Opioids & pain 2

Track 25
Friday, October 27, 2023
10:35 AM - 12:30 PM
Meeting Room E3.7

Speaker

Agenda Item Image
A/Prof Carmel Martin
Associate Professor (adjunct)
Monash University

Unintended Consequences – case studies of (de)prescribing opioids for chronic pain. Implications for practice and policy

10:35 AM - 11:30 AM

Summary

Background
Increasingly, opioid (de)prescribing for chronic pain is the subject of actions by governments, academic teachers, and institutions.

Methods
Autoethnography which I, as a GP, connect my personal experiences of (de)prescribing opioids for chronic pain to wider practice and policy.

Findings
Case 1. Mary aged 37, on long-term opioids for chronic pain and PTSD, contemplated their reduction as she re-entered the job market. Her long-term partner suddenly became violent. Extremely traumatised, Mary accessed an out-of-town domestic violence (DV) shelter. A local practice immediately (de)prescribed smaller lower doses of the opioids by different GPs “they were not opioid prescribers”. She called me in a suicidal crisis with panic about her pain and dependence. Via telephone consults, I reinstated her regular medications and DV services helped her slowly stabilise.

Case 2 Belinda 55 years is on long-term opioids for complex regional pain syndrome. She fell and fractured her nose and toe with extensive tissue damage. She was was denied additional pain medication because she was an opioid 'user' in the emergency department: "they were not opioid prescribers".

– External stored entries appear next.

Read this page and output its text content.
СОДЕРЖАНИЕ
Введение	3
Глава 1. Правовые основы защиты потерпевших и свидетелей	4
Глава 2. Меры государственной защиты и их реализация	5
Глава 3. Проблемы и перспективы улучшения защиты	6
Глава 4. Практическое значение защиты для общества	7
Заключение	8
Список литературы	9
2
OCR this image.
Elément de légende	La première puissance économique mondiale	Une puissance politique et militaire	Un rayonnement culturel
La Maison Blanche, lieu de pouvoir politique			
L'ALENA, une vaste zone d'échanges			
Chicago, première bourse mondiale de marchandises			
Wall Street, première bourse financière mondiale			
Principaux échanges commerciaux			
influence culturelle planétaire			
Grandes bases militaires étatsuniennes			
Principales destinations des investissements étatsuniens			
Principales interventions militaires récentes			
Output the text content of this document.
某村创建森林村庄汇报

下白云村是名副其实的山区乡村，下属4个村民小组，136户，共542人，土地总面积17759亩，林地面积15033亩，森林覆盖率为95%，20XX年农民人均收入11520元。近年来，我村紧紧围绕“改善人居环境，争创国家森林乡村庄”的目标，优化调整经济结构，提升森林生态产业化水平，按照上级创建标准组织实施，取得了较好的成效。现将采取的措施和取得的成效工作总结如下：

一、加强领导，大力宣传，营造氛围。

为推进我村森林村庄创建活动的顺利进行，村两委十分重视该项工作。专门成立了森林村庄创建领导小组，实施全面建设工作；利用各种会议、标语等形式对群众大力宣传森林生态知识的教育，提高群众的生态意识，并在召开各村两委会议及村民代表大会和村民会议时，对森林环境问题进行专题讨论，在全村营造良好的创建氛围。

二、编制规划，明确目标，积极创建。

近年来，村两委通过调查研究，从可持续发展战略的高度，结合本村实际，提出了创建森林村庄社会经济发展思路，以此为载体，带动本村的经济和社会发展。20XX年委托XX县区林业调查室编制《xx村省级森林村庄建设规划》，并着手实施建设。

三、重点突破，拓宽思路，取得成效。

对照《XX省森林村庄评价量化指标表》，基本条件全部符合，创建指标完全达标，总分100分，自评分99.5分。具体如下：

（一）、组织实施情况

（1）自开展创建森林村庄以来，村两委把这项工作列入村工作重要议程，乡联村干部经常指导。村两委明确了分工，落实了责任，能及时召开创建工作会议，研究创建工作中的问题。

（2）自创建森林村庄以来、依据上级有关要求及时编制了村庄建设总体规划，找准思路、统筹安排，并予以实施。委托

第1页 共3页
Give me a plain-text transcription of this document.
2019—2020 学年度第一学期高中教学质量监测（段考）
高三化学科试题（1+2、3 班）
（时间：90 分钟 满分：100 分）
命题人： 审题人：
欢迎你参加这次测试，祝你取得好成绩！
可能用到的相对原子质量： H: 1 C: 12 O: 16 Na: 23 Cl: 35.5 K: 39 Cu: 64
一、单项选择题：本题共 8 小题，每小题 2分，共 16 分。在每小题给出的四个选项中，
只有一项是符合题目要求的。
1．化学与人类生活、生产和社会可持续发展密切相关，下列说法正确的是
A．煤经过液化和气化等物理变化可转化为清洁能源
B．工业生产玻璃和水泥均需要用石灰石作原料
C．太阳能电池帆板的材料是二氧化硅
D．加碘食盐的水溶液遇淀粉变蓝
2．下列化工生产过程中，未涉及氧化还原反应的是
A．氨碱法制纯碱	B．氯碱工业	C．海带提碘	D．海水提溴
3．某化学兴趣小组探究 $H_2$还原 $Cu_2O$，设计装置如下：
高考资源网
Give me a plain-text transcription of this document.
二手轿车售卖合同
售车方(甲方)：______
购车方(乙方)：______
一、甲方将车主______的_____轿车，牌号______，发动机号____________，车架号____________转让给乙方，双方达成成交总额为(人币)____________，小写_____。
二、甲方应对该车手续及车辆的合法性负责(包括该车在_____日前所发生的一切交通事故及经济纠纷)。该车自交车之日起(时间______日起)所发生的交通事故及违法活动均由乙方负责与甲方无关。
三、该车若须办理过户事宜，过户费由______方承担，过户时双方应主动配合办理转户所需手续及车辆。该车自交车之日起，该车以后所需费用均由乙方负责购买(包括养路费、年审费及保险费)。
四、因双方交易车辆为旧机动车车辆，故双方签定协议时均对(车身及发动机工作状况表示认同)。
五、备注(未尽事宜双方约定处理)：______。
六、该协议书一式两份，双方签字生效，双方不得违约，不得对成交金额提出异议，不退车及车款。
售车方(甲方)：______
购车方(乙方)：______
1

Case 3. Suzie aged 58, sought my help to reduce her long-term prescribed opioids and benzodiazepines for chronic pain, as she had been told by the GP nearest her home, that she was an addict and drug-seeking. He/she was not an opioid prescriber, and would not "prescribe" for her. Over 12 months we have halved her medications, but it is an ongoing struggle.

Discussion
Deprescribing is failing to reduce opioid deaths in the US. Dose tapering has been significantly associated with overdose or mental health crises. Current strategies of harm reduction may overlook stages of change including pre-contemplation, contemplation, preparation, action, maintenance and relapse. People, prescribed opioids for chronic pain, may be rejected and stigmatised in general practice and emergency departments and denied appropriate care.

Takeaways

1. Recognise stages of change in people on long-term prescribed opioids for chronic pain.
2. Contextualise the nature of an individual's physical and emotional pain before beginning to deprescribe.
3. Be mindful of stigmatising the individual in the process of addressing the potential harms of particular drugs.

Biography

Carmel Mary Martin General Practitioner in Brisbane and Researcher in Victoria, Monash University. Worked in Australia, the UK, Canada, Ireland, US and returned to Australia in 2016. Her current project is primary health care systems and complex adaptive chronic care. Clinical and research interests revolve around the care of individuals with unstable health journeys. Chair of WONCA Special Interest Group and Co-Chair of NAPCRG Working Group on Complexities in Health.